Los juegos cozy tienen algo extraño, porque buscan relajar, pero a su vez pueden agobiar a los que quieren tenerlo todo, acaba volviéndose una experiencia de trabajo con deberes constantes. Wanderstop lo sabe, y por eso quiere forzarnos a descansar.
Wanderstop, haciendo té porque sí
Alta es una guerrera que tras una época de lucha constante llena de victorias, sufre una derrota y busca a una maestra para que la devuelva a sus días de gloria. Sin embargo, buscando a la mujer que cambiará su vida, sufre un grave cansancio que la obliga a dejar su arma por el camino y que incluso hace que se desmaye. Tras esto, se levanta en una tienda de té con un personaje entrañable que la invita a que se pare y trabaje un poco por aquí hasta que se le acabe el cansancio. Ella no quiere estar ahí, quiere irse rápido y seguir con su rutina cuando sea posible.
Está claro que se busca abordar la ansiedad, el desgaste físico y mental cuando nos dedicamos a algo en exceso, que todos somos prescindibles y, sobre todo, que de vez en cuando está bien pararse a descansar y salirnos de ese bucle a apariencia y metas constante del primer mundo. Y eso se nota desde el primer momento del juego, con sus personajes, su mundo interior y, sobre todo, porque no hay límite de tiempo para nada.
Hay progreso en el juego, una historia de algo más de 10 horas, pero la idea es que te dejes llevar. No tienes prisa en regar porque algo se pueda secar, no tenemos acciones que se gastan en el tiempo y nos obliga a coger una rutina de día y noche que nos obliga a tener en la mente muchas posibilidades. Obviamente hay cosas que tenemos que seguir, pero no pasa nada si fallamos, volvemos a intentar y listo.

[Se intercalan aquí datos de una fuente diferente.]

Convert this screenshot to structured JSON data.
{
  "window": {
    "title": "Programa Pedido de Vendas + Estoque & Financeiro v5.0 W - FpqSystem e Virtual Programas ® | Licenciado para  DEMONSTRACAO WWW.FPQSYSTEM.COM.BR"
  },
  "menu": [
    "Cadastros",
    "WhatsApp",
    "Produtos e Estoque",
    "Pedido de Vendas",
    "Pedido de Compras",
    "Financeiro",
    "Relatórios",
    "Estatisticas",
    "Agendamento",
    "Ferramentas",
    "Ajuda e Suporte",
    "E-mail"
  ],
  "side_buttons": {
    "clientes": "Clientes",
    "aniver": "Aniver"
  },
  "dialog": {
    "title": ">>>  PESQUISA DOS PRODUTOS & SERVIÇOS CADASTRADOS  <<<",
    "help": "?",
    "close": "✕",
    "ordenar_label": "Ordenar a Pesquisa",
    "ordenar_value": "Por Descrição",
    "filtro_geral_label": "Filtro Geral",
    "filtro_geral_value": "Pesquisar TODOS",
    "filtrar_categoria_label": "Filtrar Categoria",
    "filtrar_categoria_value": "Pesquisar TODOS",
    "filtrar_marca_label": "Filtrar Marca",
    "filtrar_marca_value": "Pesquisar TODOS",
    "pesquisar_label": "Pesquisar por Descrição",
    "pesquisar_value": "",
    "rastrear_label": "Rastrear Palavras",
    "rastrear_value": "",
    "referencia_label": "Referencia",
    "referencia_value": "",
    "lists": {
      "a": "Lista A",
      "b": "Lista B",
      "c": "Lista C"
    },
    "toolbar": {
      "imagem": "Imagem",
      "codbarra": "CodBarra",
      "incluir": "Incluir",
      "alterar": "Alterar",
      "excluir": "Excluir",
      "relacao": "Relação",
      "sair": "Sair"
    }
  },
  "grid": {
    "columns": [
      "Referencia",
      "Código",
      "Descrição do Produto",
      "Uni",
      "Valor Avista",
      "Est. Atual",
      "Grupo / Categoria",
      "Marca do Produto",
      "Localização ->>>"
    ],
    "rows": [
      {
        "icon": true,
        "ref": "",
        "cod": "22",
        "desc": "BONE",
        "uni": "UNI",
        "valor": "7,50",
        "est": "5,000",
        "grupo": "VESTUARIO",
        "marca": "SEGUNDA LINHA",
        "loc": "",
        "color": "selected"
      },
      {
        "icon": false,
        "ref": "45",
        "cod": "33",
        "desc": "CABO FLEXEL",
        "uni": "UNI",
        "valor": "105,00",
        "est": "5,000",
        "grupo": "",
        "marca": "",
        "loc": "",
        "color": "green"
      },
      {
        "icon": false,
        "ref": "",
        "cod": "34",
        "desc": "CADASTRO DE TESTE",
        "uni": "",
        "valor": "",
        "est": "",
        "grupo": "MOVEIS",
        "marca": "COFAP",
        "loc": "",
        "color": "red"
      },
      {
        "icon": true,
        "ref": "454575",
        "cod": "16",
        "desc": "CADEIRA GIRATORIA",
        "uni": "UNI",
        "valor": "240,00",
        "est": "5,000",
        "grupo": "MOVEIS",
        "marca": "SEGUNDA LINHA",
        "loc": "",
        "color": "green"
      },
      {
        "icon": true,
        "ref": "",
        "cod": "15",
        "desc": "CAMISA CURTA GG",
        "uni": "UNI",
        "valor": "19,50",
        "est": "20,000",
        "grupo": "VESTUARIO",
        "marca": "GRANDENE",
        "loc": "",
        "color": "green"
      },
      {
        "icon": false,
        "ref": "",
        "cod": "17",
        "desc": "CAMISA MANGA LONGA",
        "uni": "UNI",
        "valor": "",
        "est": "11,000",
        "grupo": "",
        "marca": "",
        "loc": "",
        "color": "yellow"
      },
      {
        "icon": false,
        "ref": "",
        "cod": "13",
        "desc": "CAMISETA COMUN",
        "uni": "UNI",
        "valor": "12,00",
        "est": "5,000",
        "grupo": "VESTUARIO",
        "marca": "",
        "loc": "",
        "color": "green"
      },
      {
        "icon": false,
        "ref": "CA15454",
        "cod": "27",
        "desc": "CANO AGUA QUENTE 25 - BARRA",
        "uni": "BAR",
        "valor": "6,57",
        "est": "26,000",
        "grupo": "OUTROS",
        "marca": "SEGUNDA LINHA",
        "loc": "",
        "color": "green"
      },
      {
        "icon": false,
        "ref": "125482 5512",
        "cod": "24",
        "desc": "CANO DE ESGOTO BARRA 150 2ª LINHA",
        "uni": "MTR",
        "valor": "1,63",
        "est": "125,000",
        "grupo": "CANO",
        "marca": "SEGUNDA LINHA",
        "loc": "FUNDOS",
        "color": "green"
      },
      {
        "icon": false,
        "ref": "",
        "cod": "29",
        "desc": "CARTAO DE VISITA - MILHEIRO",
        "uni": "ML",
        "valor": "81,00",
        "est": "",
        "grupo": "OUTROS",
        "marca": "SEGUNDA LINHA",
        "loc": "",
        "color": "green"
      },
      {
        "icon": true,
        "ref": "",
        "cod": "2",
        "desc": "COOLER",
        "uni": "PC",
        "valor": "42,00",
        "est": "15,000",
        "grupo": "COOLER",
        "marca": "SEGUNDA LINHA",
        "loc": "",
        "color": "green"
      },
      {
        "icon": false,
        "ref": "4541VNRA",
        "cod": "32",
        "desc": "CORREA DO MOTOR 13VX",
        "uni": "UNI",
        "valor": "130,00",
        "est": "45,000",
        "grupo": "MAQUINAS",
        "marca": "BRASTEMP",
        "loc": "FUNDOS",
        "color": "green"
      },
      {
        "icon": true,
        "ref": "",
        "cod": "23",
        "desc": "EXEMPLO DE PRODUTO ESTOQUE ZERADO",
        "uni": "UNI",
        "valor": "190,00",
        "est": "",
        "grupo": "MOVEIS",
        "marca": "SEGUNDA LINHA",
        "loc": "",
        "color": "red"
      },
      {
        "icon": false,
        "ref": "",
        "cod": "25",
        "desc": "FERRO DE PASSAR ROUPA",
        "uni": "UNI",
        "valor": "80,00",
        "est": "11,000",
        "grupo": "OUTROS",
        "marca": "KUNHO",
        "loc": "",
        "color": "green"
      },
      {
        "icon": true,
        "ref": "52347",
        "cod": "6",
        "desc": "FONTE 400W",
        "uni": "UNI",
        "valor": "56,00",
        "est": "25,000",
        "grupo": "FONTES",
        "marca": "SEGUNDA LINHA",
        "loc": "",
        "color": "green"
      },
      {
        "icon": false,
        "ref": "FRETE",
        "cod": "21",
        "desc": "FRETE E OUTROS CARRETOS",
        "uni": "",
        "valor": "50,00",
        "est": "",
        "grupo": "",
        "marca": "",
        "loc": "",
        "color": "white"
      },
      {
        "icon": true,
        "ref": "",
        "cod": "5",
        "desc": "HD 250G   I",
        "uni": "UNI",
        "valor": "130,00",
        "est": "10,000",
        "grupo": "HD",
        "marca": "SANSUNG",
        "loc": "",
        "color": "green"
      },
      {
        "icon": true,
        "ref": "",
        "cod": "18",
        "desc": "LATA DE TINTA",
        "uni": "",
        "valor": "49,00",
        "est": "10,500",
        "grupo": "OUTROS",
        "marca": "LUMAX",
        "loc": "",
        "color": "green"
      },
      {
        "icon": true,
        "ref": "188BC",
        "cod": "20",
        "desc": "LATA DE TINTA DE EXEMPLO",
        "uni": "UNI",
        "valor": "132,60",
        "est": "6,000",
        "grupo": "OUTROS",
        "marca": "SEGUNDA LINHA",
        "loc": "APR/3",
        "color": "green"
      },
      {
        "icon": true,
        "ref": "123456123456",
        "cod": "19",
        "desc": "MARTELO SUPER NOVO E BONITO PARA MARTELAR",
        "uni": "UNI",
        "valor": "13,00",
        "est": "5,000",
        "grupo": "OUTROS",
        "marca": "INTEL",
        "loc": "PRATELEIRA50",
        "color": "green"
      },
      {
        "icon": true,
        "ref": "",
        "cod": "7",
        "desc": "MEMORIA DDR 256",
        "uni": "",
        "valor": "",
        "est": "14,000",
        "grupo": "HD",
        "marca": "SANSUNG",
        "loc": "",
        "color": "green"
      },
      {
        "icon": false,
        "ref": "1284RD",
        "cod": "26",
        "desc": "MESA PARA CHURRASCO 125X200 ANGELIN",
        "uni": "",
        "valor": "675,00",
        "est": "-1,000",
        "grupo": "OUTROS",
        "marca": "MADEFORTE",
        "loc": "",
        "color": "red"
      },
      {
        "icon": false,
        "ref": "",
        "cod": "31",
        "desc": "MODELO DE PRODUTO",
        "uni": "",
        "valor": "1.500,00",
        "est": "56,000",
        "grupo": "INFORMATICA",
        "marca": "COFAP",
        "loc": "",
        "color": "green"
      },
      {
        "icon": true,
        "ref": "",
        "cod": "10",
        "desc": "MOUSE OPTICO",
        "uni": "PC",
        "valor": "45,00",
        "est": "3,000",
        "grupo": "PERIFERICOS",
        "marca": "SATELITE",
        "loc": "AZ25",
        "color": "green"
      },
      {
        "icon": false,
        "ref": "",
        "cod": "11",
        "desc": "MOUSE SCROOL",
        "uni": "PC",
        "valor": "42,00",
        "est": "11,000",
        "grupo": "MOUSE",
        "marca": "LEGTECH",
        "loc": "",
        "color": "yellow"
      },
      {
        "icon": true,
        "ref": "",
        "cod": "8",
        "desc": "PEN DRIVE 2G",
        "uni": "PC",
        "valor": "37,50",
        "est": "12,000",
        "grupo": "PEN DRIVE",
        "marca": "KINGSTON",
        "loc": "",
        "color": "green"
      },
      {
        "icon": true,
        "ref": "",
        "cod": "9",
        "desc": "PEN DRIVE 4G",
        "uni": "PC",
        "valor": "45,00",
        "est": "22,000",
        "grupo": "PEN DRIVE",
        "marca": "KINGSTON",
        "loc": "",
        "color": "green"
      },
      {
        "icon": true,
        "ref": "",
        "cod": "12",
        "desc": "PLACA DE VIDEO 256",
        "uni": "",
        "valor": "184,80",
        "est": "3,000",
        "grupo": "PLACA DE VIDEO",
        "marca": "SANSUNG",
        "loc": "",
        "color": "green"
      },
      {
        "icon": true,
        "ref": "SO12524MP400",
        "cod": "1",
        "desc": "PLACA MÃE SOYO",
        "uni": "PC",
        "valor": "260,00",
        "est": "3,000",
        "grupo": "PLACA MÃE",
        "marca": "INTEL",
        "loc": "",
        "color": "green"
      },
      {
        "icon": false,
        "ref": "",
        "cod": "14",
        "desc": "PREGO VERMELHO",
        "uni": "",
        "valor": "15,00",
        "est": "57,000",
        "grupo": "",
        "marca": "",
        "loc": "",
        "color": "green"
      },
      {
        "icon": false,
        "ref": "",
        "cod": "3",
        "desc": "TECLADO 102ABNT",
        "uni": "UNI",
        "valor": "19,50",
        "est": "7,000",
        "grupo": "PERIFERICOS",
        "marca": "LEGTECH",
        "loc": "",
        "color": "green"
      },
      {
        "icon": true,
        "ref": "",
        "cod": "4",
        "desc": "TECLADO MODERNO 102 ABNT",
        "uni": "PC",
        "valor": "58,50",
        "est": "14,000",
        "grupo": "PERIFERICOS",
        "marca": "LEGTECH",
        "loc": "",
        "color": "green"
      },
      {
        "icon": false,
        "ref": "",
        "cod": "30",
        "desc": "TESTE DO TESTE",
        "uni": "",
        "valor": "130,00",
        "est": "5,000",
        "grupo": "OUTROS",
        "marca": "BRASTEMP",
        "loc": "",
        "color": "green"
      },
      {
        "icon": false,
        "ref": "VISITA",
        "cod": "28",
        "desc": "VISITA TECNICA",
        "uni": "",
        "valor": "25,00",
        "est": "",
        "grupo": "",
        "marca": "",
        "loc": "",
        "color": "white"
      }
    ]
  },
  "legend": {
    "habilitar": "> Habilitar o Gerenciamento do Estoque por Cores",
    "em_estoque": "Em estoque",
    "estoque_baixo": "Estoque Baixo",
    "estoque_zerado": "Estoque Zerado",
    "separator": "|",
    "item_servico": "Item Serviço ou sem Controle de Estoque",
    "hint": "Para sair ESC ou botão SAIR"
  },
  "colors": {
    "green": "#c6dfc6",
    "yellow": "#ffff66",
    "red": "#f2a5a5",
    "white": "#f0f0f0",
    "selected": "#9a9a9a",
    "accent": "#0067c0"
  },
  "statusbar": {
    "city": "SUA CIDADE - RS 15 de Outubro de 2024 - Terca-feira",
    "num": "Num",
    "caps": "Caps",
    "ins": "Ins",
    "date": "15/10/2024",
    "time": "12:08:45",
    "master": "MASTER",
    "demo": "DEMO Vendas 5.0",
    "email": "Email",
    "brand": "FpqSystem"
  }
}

Dejando de ser adictos al trabajo
¿Qué debemos hacer entonces? Tenemos libertad para explorar, plantar (tenemos una guía de “recetas” que podemos consultar siempre), coger pingüinos e interactuar con los personajes, e incluso sentarnos a escuchar monólogos de la protagonista. Todo ello con traducción al español en los textos, y algunas partes con voz en inglés. Nuestro propósito es gestionar la tienda de té para hacer frente a las peticiones (interpretándolas nosotros) de los clientes y hablar con ellos, uno de los puntos fuertes del juego por lo variopintos que son y porque también tienen mensajes para hacernos ver cosas de nuestra vida diaria.
La tienda de té tiene una máquina gigante para gestionar las bebidas, y previamente tenemos que buscar y preparar los ingredientes. Todo ello con controles de un juego 3D, con muchos accesorios para realizar las tareas y un ritmo relajado. No hay un mundo abierto gigante ni 1000 peticiones, solo hay pocos objetivos claros y podemos dedicarnos a ellos a la velocidad que nos dé la gana. Es más, hasta hace que las tareas repetitivas sean parte de la experiencia de una manera singular, porque todos los juegos las tienen, pero aquí solo lo hacemos por escuchar a un personaje particular, y por luego parar. Y nos quiere incluso hacer vagar, porque las hojas de té no se pueden recoger de una manera eficiente, y toca ir a recogerlas cuando se van generando. No hay que ser productivo y tener la automatización de todo, sino hacer lo que toca pero sin llegar a ser aburrido o pesado con peticiones que te tienen tiempo de más (y podemos pararnos en hacer cosas que no valen para nada en el avance, como decorar o sentarnos a mirar).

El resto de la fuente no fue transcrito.